Persbericht
Rijksuniversiteit Groningen / nummer 11 / 20 januari 2010
Nieuw systeem achterhaalt vaker oorzaak doodgeboren kinderen
Een nieuw in het Universitair Medisch Centrum Groningen ontwikkeld classificatiesysteem stelt artsen in staat bij 80 procent van de doodgeboren kinderen de doodsoorzaak vast te stellen. Gynaecoloog in opleiding Fleurisca Korteweg ontwikkelde en testte dit systeem, en stelde tevens vast welke onderzoeken nodig zijn om de doodsoorzaak te vinden. Dit heeft geleid tot een klinische richtlijn die landelijk zal worden ingevoerd. Met deze resultaten kan een aantal doodgeboortes in de toekomst waarschijnlijk worden voorkomen. Korteweg promoveert op 27 januari 2010 aan de Rijksuniversiteit Groningen.

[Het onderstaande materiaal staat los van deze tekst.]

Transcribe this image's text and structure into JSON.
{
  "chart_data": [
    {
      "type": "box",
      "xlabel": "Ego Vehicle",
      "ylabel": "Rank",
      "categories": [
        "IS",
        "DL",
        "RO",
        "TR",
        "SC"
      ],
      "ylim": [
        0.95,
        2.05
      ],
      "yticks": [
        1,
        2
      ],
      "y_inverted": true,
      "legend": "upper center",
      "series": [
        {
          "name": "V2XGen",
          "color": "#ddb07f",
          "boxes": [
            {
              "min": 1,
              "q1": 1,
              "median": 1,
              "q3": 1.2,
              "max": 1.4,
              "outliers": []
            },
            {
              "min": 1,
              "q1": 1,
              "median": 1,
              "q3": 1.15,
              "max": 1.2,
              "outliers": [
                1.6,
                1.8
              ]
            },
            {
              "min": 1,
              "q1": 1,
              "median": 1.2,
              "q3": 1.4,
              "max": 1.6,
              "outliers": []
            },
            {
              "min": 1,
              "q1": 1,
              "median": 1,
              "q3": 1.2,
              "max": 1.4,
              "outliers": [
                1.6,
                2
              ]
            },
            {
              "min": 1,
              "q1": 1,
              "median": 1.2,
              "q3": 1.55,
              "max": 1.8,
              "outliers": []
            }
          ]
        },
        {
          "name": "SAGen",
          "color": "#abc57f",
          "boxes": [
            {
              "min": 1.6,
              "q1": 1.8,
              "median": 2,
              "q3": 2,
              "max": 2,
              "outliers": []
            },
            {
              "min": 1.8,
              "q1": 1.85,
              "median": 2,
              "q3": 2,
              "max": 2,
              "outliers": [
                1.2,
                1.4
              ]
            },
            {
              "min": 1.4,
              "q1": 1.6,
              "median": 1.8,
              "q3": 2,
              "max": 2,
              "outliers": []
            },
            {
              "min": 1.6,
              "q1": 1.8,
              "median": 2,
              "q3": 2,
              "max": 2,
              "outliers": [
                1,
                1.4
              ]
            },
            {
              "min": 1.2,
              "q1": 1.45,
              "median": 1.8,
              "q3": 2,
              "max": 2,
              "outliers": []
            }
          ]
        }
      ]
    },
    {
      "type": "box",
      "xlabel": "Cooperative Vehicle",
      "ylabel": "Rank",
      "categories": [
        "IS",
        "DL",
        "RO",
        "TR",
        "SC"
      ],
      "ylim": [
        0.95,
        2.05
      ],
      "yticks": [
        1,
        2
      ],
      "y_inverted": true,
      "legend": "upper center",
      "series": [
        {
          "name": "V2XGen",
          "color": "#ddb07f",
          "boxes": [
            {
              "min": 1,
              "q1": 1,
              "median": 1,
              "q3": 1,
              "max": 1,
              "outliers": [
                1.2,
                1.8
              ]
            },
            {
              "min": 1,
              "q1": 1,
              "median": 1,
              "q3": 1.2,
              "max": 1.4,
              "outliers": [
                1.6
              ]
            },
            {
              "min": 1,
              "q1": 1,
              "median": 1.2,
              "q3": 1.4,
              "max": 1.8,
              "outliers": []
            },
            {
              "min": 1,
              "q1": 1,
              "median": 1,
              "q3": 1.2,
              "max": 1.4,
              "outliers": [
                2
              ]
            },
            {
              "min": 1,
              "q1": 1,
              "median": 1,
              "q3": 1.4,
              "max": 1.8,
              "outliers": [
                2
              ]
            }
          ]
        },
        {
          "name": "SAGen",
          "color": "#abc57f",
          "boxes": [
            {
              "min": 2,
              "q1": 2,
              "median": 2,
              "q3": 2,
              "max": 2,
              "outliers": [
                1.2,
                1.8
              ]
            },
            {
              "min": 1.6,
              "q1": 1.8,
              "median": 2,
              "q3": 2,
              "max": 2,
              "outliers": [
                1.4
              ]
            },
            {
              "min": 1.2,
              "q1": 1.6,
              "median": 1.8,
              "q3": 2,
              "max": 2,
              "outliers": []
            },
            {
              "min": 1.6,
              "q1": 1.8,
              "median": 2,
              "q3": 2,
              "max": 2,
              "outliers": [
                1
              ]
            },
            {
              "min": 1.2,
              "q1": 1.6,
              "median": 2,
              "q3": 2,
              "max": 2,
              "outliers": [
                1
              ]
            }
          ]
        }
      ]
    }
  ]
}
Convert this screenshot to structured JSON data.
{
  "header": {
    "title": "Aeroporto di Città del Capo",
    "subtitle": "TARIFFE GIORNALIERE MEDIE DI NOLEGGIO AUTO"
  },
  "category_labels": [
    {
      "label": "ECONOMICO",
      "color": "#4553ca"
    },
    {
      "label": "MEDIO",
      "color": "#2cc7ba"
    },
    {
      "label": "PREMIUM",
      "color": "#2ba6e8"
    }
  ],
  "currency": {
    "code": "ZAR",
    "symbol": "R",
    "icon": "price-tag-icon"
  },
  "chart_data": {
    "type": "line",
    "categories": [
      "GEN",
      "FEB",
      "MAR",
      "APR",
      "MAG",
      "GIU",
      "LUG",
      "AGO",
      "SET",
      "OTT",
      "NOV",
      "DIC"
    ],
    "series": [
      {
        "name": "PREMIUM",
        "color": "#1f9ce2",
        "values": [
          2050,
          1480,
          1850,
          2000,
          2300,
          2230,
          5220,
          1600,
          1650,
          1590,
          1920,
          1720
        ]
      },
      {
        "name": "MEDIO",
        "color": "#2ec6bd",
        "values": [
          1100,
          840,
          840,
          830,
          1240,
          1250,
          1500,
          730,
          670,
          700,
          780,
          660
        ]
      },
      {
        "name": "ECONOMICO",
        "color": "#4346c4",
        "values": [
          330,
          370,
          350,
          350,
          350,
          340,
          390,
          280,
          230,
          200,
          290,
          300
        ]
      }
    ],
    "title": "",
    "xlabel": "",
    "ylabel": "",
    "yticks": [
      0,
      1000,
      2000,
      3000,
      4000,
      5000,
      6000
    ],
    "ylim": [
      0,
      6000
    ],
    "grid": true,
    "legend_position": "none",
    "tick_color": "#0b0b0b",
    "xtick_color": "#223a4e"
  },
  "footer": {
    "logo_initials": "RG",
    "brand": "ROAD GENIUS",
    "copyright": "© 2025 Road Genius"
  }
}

Het overlijden van een kind voor of kort na de geboorte is voor zowel ouders als hulpverleners een dramatische gebeurtenis. In ontwikkelde landen eindigt 1 op de 200 zwangerschappen in een doodgeboorte, in Nederland zijn dit jaarlijks 1200-1400 kinderen. Dit is vijf keer meer dan het aantal wiegendoden en twee keer het aantal dodelijke verkeersslachtoffers. Om doodgeboortes te kunnen voorkomen, is meer inzicht nodig in de oorzaken daarvan. Tot nu toe ontbrak er in Nederland, maar ook wereldwijd, één standaardsysteem om de doodsoorzaak vast te stellen maar ook was onduidelijk welke onderzoeken verricht moeten worden om die doodsoorzaak te kunnen vaststellen. Mede hierdoor werd bij tweederde van de doodgeboren baby's geen doodsoorzaak gevonden.
Tulip classificatie
Promovenda Fleurisca Korteweg ontwikkelde samen met haar collega's een nieuw classificatiesysteem: de Tulip classificatie. Dit systeem kan onderscheid maken tussen de risicofactoren - bijvoorbeeld roken van de moeder, overgewicht van de moeder, laag geboortegewicht van de baby - en de werkelijke doodsoorzaak, zoals bijvoorbeeld placentaproblemen. Korteweg schreef ook een duidelijke richtlijn over hoe dit classificatiesysteem gebruikt moet worden. Ze introduceerde dit systeem bij 50 Nederlandse ziekenhuizen, waarna ze 1025 doodgeboortes onderzocht. In 65 procent van de gevallen bleek het slecht functioneren van de placenta de doodsoorzaak te zijn.
Betere voorlichting
Daarnaast stelde Korteweg vast welke onderzoeken zinnig zijn om de oorzaak van een doodgeboorte te kunnen vaststellen. Uit haar onderzoek blijkt dat onderzoek van de placenta, obductie, en chromosomaal onderzoek zeer waardevol zijn voor het achterhalen van de doodsoorzaak. Met deze resultaten kunnen de ouders beter worden ingelicht over de doodsoorzaak van hun kind. Bovendien kan het medisch personeel duidelijk aan de ouders uitleggen waarom deze onderzoeken zo belangrijk zijn. Korteweg en haar collega's hebben op basis van dit onderzoek een diagnostisch protocol bij doodgeboorte opgesteld, dat landelijk zal worden ingevoerd.
Curriculum Vitae
Fleurisca Korteweg (Delft, 1975) studeerde geneeskunde in Groningen. Ze verrichte haar onderzoek bij de afdeling Obstetrie van het Universitair Medisch Centrum Groningen (UMCG), waar zij ook in opleiding is tot gynaecoloog. Het onderzoek werd gefinancierd door de Nederlandse organisatie voor gezondheidsonderzoek en zorginnovatie (ZonMw). De titel van Kortewegs proefschrift luidt: "Fetal death, Classification and diagnostic work-up". Ze promoveert in de Medische Wetenschappen bij prof.dr. J.P. Holm en prof.dr. J. van der Meer.